Alwal Temple Comes Alive as Brahmotsavams Blend Faith, Folklore and Festive Bustle
Lakhs of devotees throng the temple for Vaikunta Ekadasi, towards the year end.
Hyderabad: As one walks past the Alwal police station, the air thickens with the smell of street food and the sound of laughter. Children zip around on toy vehicles, their hands sticky with sweets, while women bargain over household wares. Shops spill colour on to the street. This annual bustle marks the jatara held near the Sri Venkateshwara Swamy Temple at Alwal, coinciding with the Brahmotsavams that continue till the first week of January.
Lakhs of devotees throng the temple for Vaikunta Ekadasi, towards the year end. “This time of the year, the temple becomes the heart of Alwal,” says a local shopkeeper, gesturing at the crowds. “People don’t just come to pray, they come to belong.”
According to temple lore, Saint Vishnu Balaji, on a pilgrimage from Tirupati to Kashi, halted at Alwal, carrying an idol of Lord Venkateswara. He is believed to have placed the idol beneath a tamarind tree beside a Pushkarini (holy tank) and performed daily prayers. Word spread, and devotees from surrounding villages began visiting the saint and worshipping the deity.
Maharaja Chandulal Bahadur, Prime Minister of Nizam’s Hyderabad, who was staying at the Alwal palace for three nights, got the temple built in the early 19th century.
“On the third night, Lord Venkateswara appeared in his dream and asked him to build a temple here,” recalls Sri Raja Sanjay Gopal Saincher, founder family member and chairman of the temples. “The idea was simple yet profound that devotees who could not travel to Tirupati should be able to offer prayers here.”

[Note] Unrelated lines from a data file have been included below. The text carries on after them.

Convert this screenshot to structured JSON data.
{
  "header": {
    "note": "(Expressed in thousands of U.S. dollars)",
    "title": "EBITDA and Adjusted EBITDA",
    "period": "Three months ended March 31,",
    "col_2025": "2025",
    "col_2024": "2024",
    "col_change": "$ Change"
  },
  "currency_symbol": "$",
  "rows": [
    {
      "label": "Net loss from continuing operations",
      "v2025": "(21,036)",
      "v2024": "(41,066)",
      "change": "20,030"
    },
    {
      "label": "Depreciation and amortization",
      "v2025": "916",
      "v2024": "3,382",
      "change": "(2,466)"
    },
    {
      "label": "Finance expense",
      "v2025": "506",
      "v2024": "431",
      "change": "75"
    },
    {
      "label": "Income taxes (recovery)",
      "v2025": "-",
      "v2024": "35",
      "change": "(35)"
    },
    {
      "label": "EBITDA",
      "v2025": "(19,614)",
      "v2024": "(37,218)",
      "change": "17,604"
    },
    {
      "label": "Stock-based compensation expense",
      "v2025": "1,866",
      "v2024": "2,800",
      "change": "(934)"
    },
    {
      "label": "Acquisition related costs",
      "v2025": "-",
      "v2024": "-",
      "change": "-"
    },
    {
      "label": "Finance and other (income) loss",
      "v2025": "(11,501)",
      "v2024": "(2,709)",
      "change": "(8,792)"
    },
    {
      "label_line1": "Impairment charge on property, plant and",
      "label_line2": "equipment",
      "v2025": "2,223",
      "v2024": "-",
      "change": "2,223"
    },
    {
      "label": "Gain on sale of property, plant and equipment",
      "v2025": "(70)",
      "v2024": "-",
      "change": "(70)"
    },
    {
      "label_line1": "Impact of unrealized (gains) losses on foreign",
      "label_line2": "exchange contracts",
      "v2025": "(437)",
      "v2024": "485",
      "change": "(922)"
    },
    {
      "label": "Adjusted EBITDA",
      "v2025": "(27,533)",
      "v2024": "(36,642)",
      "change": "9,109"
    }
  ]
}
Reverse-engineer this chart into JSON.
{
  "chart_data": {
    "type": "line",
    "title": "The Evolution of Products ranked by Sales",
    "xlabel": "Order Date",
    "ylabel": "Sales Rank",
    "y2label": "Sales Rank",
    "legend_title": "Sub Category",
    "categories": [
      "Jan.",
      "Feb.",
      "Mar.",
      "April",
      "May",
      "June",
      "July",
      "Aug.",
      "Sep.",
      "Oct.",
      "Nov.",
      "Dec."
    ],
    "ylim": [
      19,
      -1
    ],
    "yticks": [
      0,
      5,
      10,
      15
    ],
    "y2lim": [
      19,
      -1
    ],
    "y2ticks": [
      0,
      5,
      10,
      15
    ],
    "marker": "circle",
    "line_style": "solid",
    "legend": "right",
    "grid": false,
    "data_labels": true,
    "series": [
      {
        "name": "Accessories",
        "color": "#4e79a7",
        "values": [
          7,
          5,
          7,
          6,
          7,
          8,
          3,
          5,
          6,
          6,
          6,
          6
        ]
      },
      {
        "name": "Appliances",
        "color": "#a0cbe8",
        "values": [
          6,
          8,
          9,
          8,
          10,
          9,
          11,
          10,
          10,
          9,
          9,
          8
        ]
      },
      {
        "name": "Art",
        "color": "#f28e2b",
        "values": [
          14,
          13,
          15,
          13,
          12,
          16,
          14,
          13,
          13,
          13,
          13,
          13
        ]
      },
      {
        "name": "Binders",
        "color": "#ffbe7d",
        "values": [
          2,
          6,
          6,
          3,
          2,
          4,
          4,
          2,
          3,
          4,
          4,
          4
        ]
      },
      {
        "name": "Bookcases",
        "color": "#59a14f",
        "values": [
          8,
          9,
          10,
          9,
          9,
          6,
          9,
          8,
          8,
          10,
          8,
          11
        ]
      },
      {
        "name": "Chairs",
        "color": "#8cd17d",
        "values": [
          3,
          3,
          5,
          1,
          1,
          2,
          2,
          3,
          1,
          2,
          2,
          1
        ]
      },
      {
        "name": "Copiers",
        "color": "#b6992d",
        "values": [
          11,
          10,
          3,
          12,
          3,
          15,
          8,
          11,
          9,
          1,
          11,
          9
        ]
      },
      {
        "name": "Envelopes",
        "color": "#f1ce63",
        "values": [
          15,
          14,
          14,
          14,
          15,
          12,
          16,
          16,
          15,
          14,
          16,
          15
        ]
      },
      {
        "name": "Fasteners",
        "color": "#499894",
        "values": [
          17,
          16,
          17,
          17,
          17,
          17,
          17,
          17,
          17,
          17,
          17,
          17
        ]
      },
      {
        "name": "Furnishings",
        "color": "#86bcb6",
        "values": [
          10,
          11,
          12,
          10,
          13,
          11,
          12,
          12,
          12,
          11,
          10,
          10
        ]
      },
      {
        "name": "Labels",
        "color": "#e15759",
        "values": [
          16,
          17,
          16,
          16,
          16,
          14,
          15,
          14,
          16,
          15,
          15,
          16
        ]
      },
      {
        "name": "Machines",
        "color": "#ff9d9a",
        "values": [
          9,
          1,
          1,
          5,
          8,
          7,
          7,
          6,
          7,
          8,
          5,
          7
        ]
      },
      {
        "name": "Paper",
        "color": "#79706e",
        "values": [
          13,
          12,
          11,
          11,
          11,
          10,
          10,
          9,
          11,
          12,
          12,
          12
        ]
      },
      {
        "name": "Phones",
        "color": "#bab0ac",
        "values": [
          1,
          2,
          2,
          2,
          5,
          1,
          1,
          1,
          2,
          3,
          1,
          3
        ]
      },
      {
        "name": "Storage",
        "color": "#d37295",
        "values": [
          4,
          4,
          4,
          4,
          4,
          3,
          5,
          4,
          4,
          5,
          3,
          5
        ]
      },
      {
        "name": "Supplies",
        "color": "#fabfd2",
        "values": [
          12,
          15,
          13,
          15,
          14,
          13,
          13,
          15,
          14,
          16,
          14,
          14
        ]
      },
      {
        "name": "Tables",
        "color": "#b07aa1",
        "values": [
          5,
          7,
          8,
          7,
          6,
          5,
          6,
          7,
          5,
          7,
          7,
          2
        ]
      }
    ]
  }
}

The raja undertook a devotional trek to Tirupati, brought the idol back, and constructed the temple with arrangements for daily Trikala Puja. The sanctum’s walls were once clad with gold-plated copper sheets, echoing Tirumala’s grandeur. Beneath the original tamarind tree, a shrine houses a swayambhu (self-manifested) idol of Lord Balaji. Another idol discovered in the Pushkarini stands beside it, while a small shrine to Lord Hanuman faces them across the water.
Over time, the sacred geography expanded. With the emergence of nearby shrines — Lord Jagannath (east), Lord Panduranga (west), Lord Radhakrishna (north) and Lord Venkateswara (south) — the area came to be known as “Temple Alwal,” representing Vaishnava deities of the four directions.
The lineage behind the temple reads like a chapter from Deccan history. Maharaja Chandulal Bahadur, a noted philanthropist and great devotee, belonged to the family of Raja Todarmal, Akbar’s famed revenue minister. The legacy passed through Maharaja Sir Kishen Pershad Bahadur, another Prime Minister of the Nizam, to Raja Ratan Gopal, and today to Raja Sanjay Gopal Saincher.
“It is a great responsibility,” he says. “Our ancestors didn’t build just one temple — 108 temples across Telangana, Maharashtra, Karnataka and Uttar Pradesh trace their origins to them… During these celebrations our family’s traditional Sword Dance is very popular and it is passed on to me. I perform every year.”
In a remarkable symbol of harmony, the founders ensured a mosque stood near every temple they reconstructed. “It reflected their relationship with the Nizam and their belief in coexistence,” Saincher notes.
The temple has drawn illustrious visitors over the decades — from Dr Rajendra Prasad, India’s first President, to scholars like Madabhushi Ananta Sayanam Iyengar, and legendary singer Ghantasala, who performed here in the 1960s.
In recent years, MPs, MLAs, ministers and dignitaries have visited, especially during milestone celebrations such as Telangana’s formation and the 158th birth anniversary of Maharaja Sir Kishen Pershad Bahadur, when Brahmotsavams were held on a grand scale.
For devotees, however, the pull is quieter. “This temple brings peace,” says R. Sravya, sitting cross-legged in the courtyard. “It’s never chaotic. We keep our queues, sit, pray, and leave calmly.”
Hemalatha P (63) remembers a different Alwal. “I grew up in Bolaram, three to four kilometres away. It was a forest then—we walked through huge trees to reach the temple. It’s been renovated now and looks more beautiful, but the feeling is the same.”
For Kalyan, the Pushkarini holds memories. “We used to release fish and tortoises here. It’s rarely opened now, but I sit nearby and meditate,” he says softly.